A further distinction of the prospective memory has been made between event and time-based prospective memory [95]. According to this distinction event-based prospective memory involves remembering to perform a certain action when an external cue is given, such as remembering to phone someone when a picture of him/her is provided [55]. Time-based prospective memory involves remembering to perform a certain action at a specific time or after certain time has passed, for example taking medication ten minutes after lunch [55]. Furthermore, in [96], a distinction is made between pulse intentions, which require execution at a specific time, and step intentions, which have a more flexible timeframe for completion (e.g., “I need to call the bank at some point today”). These distinctions hold significance in clinical assessments.

To this end, the studies assessing prospective memory compare performance of older healthy adults to that of AD patients or traumatic brain injury (TBI) patients in a variety of tasks. Nevertheless, there is a scarcity of studies comparing the performance of patients suffering from other forms of dementia to that of healthy subjects, or investigating prospective memory in patients with dementia independently, except for the research presented in [77].
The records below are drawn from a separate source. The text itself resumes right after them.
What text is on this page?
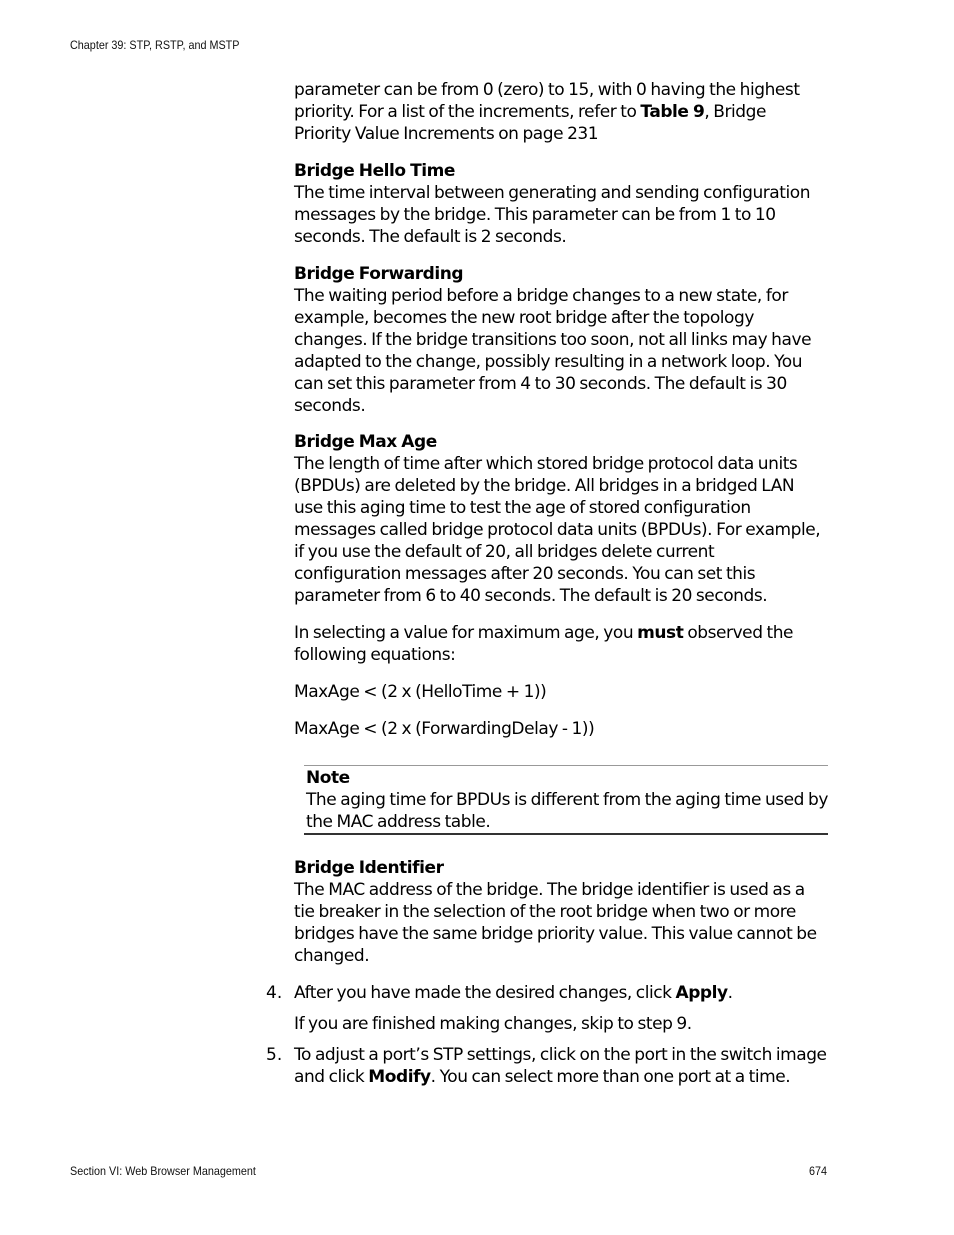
Chapter 39: STP, RSTP, and MSTP

parameter can be from 0 (zero) to 15, with 0 having the highest

priority. For a list of the increments, refer to Table 9, Bridge

Priority Value Increments on page 231

Bridge Hello Time

The time interval between generating and sending configuration

messages by the bridge. This parameter can be from 1 to 10

seconds. The default is 2 seconds.

Bridge Forwarding

The waiting period before a bridge changes to a new state, for

example, becomes the new root bridge after the topology

changes. If the bridge transitions too soon, not all links may have

adapted to the change, possibly resulting in a network loop. You

can set this parameter from 4 to 30 seconds. The default is 30

seconds.

Bridge Max Age

The length of time after which stored bridge protocol data units

(BPDUs) are deleted by the bridge. All bridges in a bridged LAN

use this aging time to test the age of stored configuration

messages called bridge protocol data units (BPDUs). For example,

if you use the default of 20, all bridges delete current

configuration messages after 20 seconds. You can set this

parameter from 6 to 40 seconds. The default is 20 seconds.

In selecting a value for maximum age, you must observed the

following equations:

MaxAge < (2 x (HelloTime + 1))
MaxAge < (2 x (ForwardingDelay - 1))

Note

The aging time for BPDUs is different from the aging time used by

the MAC address table.

Bridge Identifier

The MAC address of the bridge. The bridge identifier is used as a

tie breaker in the selection of the root bridge when two or more

bridges have the same bridge priority value. This value cannot be

changed.

4. After you have made the desired changes, click Apply.

If you are finished making changes, skip to step 9.
5. To adjust a port’s STP settings, click on the port in the switch image

and click Modify. You can select more than one port at a time.

Section VI: Web Browser Management	674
There are a limited number of studies so far that have addressed the issue of whether there is a link between prospective memory and daily living activities and quality of life in older adults, or the way that age related decline of prospective memory can affect the daily function of the elderly. In this line of work, it was found that the application of a computer game (the Virtual Week task) for the assessment of prospective memory, significantly aided performance of healthy older adults on related tasks [97]. Similarly, [98,99] observed a general enhancement in the prospective memory of the participants, indicating positive advantages of this training approach. In a systematic qualitative analysis, coupled with a quantitative meta-analysis on the impact of prospective memory (PM) training in older adults, it was indicated that there was a notable but modest immediate effectiveness of PM training in enhancing PM performance. However, no significant long-term effectiveness was discerned [100]. Similarly, reviews proposed that not only the specific training strategies employed for the assessment of prospective memory need to be further examined, but also certain parameters need to be considered, such as the participants’ digital literacy as well as their motor and sensory restrictions [101,102].
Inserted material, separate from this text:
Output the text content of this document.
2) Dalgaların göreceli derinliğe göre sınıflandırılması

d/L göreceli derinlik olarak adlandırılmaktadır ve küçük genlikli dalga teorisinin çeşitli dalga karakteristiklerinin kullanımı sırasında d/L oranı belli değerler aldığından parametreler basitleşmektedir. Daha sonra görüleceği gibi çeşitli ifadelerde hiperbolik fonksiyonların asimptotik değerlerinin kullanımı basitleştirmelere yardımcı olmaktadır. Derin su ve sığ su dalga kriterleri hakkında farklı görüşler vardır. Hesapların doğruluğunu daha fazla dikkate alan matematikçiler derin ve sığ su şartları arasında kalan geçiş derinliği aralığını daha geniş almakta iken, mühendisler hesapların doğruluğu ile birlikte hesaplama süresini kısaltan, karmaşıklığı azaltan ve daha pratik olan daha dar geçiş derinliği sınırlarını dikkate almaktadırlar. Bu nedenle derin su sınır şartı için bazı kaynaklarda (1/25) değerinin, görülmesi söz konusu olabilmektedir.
In one of the first studies that compared healthy controls to mildly affected AD patients and patients with dementia in a range of prospective memory tasks [37], it was proposed that on prospective memory tasks the performance of individuals with mild AD was similar to that of patients with dementia. In a later study, event-based and time-based intentions were examined in participants with AD and in healthy controls [38]. The researchers discovered that individuals with Alzheimer’s disease (AD) exhibited poorer performance compared to healthy controls in recalling both time-based and event-based intentions. Consistent findings were reported in another study where patients with dementia demonstrated difficulties in their prospective memory, especially in the context of event-based tasks [39]. In a study involving 14 patients with memory impairments who were assessed in two types of prospective memory tasks (event-based PM and time-based PM), each under errorless learning (EL) and errorful encoding (EF) learning conditions, the results indicate an advantage of EL for the EBPM task but not for the TBPM task [77]. Problems with time-based intentions and event-based intentions are further supported in a more recent study [40].

Finally, it was found that the introduction of a memory encoding strategy could improve prospective memory in healthy older adults and in patients suffering from AD [103].